My adventure started on a weekday night when I went looking for the only kosher eatery. The Greys Ave Deli was closed for the night, but I bumped into the Rabbi’s wife, Shiri. Shiri was preparing for an “Ironman” competition (her husband Natan was preparing for the Auckland 1/2 marathon). Immediately, I was invited for all the Shabbat meals. Rabbi Natan and Shiri Friedler are a delightful Israeli couple in their thirties who have just started a four-year contract at the Auckland Hebrew Congregation (AHC) Auckland’s only Orthodox Synagogue and Community Centre (http://ahc.org.nz/). They are there with their three boys.
After meeting random Israeli backpackers in the local “Starbucks,” participating in a deep conversation about theology with them and attending the only weekday Minyan in New Zealand at the local Bet Chabad, and getting to hike and kayak in and around Waiheke Island, I arrived at the beautiful Auckland Synagogue for Kabalat Shabbat.
AHC Synagogue. Photo: T. Book (c), 2014
There was a Shabbaton of the local Kadimah primary school. It is the only Jewish school (K-8) in NZ (http://www.kadimah.school.nz/) Recently it has become a state-integrated school and as a result a significant minority of the students are not Jewish. It was fascinating to witness the inter-ethnic crowd of children belting out the Shabbat songs with such joy and enthusiasm. The Friday night service led by both the young Rabbi and Bnei Akiva Shaliach was a happy affair.
Kadimah School.
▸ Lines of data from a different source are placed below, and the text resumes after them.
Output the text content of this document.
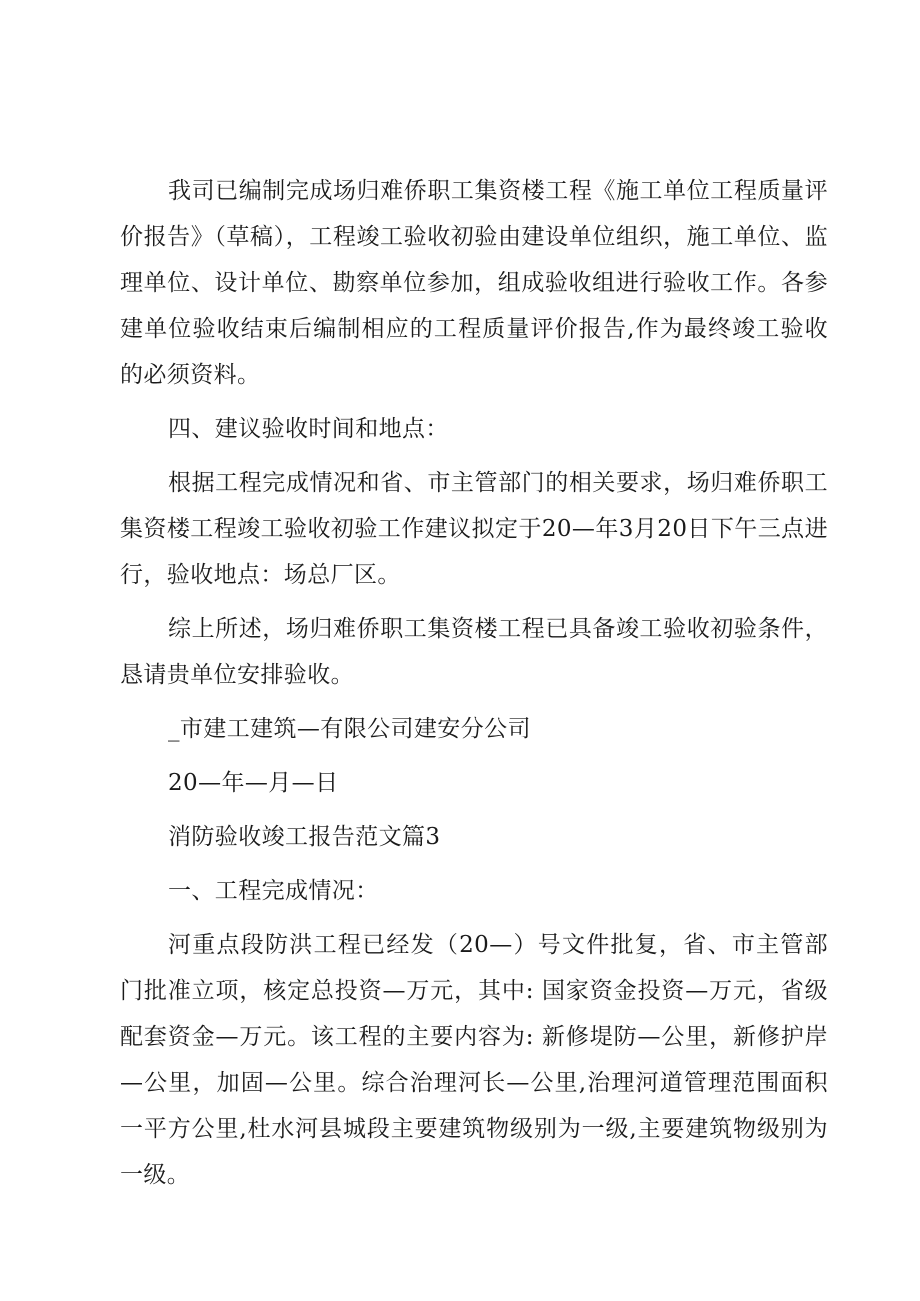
我司已编制完成场归难侨职工集资楼工程《施工单位工程质量评价报告》（草稿），工程竣工验收初验由建设单位组织，施工单位、监理单位、设计单位、勘察单位参加，组成验收组进行验收工作。各参建单位验收结束后编制相应的工程质量评价报告,作为最终竣工验收的必须资料。

四、建议验收时间和地点：

根据工程完成情况和省、市主管部门的相关要求，场归难侨职工集资楼工程竣工验收初验工作建议拟定于20—年3月20日下午三点进行，验收地点：场总厂区。

综上所述，场归难侨职工集资楼工程已具备竣工验收初验条件，恳请贵单位安排验收。

_市建工建筑—有限公司建安分公司

20—年—月—日

消防验收竣工报告范文篇3

一、工程完成情况：

河重点段防洪工程已经发（20—）号文件批复，省、市主管部门批准立项，核定总投资—万元，其中: 国家资金投资—万元，省级配套资金—万元。该工程的主要内容为: 新修堤防—公里，新修护岸—公里，加固—公里。综合治理河长—公里,治理河道管理范围面积一平方公里,杜水河县城段主要建筑物级别为一级,主要建筑物级别为一级。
Photo: T. Book (c), 2014
Small communities in isolated locations really need to be warm, accepting, open and tolerant, and to focus on what we Jews have in common in order to thrive and have a future.
Far away New Zealand to Israelis has always been the ideal “Israel-Opposite.” There are many reasons NZ attracts so many Israelis for their post-army trek: The stunning nature, the warm friendly locals and the fact that it is NOT surrounded by malevolent neighbours and constantly having to keep up its guard in a seemingly endless fight for its survival.
Yet even in the pristine corner of the world evil rears its ugly head. I was walking around Auckland checking out the “Jewish sites;” Synagogue, Raul Wallenberg tree, Shoah exhibition etc. when I arrived at the old Jewish cemetery. To my shock I saw that many stones were covered with graffiti swastikas.
Old Jewish Cemetery Auckland. Photo: T. Book (c), 2014
I was told that once the teenage perpetrators had been caught the local Jewish community took it upon themselves to invite these teens to their houses for Shabbat in order for them to meet and understand Jews and Judaism first hand. This unique method of battling intolerance and hatred by embracing the offenders and reaching out with warmth to educate them on the lofty principals of Judaism that, among other things, puts so much emphasis on family and community I found to be indicative of the very special place I found myself.